Wall Street, White House blame homeowners in foreclosure crisis

Tom Eley
Global Research

Wall Street has raised its voice against any government moratorium on foreclosures, even as evidence mounts that banks systematically and illegally falsified documents in order to expedite hundreds of thousands, or even millions, of foreclosures.

Documented examples of abuse include banks hiring contractors and what one Goldman Sachs executive referred to as “Burger King kids” to process thousands of foreclosure documents per week, all the while declaring to courts they were familiar with the cases. Lenders also falsified signatures, notary stamps, and tossed legal documents into the garbage. Every major bank is implicated in the widening scandal.

Yet to the barons of Wall Street these examples of law breaking—what a number of state attorneys general have called a “fraud on the court”—are immaterial, and those who were evicted deserved their fate.


Jamie Dimon, CEO of JP Morgan Chase, whose bank is implicated in the scandal, said this week in a conference call that there have been no accidental evictions. “We’re not evicting people who deserve to stay in their house,” the multimillionaire banker declared.

“If you didn’t pay your mortgage, you shouldn’t be in your house. Period,” Walter Todd of the investment advisory firm Greenwood Capital Associates, told Reuters.

“Everyone’s responsible for following the law. If we all don’t have to pay our mortgage, should we just stop paying taxes, too?” said Anton Schutz, president of Mendon Capital Advisers. Everyone has to follow the law except the banks, that is. Schutz added, “Your mortgage didn’t get to a robo-signer by accident, it’s because you’re not paying.”

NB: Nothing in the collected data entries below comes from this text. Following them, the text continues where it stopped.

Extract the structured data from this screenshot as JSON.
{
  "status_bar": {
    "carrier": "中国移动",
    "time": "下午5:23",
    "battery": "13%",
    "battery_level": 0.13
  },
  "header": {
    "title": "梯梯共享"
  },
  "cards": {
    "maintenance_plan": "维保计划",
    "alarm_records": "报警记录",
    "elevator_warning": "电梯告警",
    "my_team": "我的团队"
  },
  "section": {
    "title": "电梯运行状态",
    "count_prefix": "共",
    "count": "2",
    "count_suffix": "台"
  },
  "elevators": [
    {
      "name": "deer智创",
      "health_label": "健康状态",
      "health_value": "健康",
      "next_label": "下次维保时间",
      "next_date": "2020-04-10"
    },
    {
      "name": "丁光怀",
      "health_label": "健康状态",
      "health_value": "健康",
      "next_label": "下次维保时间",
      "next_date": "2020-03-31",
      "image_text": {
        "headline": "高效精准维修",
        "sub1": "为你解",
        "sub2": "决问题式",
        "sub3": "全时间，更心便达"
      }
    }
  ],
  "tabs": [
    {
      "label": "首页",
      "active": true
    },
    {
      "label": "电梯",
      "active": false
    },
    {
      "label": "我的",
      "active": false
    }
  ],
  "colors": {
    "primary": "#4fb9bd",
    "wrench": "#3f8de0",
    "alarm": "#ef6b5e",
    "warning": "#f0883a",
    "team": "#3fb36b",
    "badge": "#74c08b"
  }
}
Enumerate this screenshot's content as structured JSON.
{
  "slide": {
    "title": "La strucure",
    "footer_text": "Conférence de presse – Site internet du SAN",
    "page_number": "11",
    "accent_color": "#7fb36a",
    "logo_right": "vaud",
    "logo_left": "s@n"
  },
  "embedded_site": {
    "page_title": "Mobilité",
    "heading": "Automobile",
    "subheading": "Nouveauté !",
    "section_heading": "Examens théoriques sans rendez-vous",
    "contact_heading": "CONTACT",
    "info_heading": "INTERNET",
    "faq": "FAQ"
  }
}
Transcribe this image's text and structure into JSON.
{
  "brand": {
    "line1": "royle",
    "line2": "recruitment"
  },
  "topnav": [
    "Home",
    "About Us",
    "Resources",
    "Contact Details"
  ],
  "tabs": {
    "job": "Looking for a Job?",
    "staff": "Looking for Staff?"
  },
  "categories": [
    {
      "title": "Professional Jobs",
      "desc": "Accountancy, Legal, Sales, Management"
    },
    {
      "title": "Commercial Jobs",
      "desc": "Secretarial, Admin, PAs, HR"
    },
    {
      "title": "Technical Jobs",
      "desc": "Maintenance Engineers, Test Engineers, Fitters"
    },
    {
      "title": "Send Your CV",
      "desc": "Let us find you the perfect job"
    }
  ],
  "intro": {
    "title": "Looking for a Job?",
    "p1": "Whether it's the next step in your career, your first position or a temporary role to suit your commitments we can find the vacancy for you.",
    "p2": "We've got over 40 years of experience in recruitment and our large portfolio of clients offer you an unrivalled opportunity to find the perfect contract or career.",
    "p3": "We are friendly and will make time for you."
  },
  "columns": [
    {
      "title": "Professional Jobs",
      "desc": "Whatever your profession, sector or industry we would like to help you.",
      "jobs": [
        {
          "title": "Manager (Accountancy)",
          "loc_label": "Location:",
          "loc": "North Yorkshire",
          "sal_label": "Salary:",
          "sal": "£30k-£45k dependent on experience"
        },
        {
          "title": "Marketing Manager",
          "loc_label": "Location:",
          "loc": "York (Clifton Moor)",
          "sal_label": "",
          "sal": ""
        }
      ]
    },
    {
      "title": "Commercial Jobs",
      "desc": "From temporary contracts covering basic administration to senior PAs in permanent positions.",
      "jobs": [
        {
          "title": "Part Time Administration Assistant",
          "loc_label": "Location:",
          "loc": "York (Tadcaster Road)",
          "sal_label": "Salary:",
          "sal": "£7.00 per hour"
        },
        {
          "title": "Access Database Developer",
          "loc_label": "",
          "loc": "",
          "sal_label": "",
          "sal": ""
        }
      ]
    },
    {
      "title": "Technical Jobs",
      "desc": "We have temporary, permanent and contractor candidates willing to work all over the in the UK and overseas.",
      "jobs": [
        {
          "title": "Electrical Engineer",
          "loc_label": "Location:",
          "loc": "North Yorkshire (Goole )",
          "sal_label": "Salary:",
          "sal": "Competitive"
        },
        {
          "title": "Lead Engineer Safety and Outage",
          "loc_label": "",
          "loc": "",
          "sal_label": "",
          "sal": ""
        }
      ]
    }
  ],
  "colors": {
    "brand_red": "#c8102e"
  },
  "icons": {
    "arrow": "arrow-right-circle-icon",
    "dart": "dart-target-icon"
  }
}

As Paul Krugman of the New York Times notes, “In effect, they’re saying that if a bank says it owns your house, we should just take its word. To me, this evokes the days when noblemen felt free to take whatever they wanted, knowing that peasants had no standing in the courts. But then, I suspect that some people regard those as the good old days.”

Krugman attempts to distinguish these claims by Wall Street with the position of the Obama administration, whose opposition to a moratorium on foreclosures the Times columnist suggests is a policy mistake. In fact, the White House is of one mind with the banks.

In spite of mounting popular anger toward Wall Street—and the upcoming off-year elections—the Obama administration this week categorically ruled out any national moratorium on foreclosures, instead encouraging banks to review their own practices and carry through with foreclosures “as quickly as possible,” according to the Washington Post.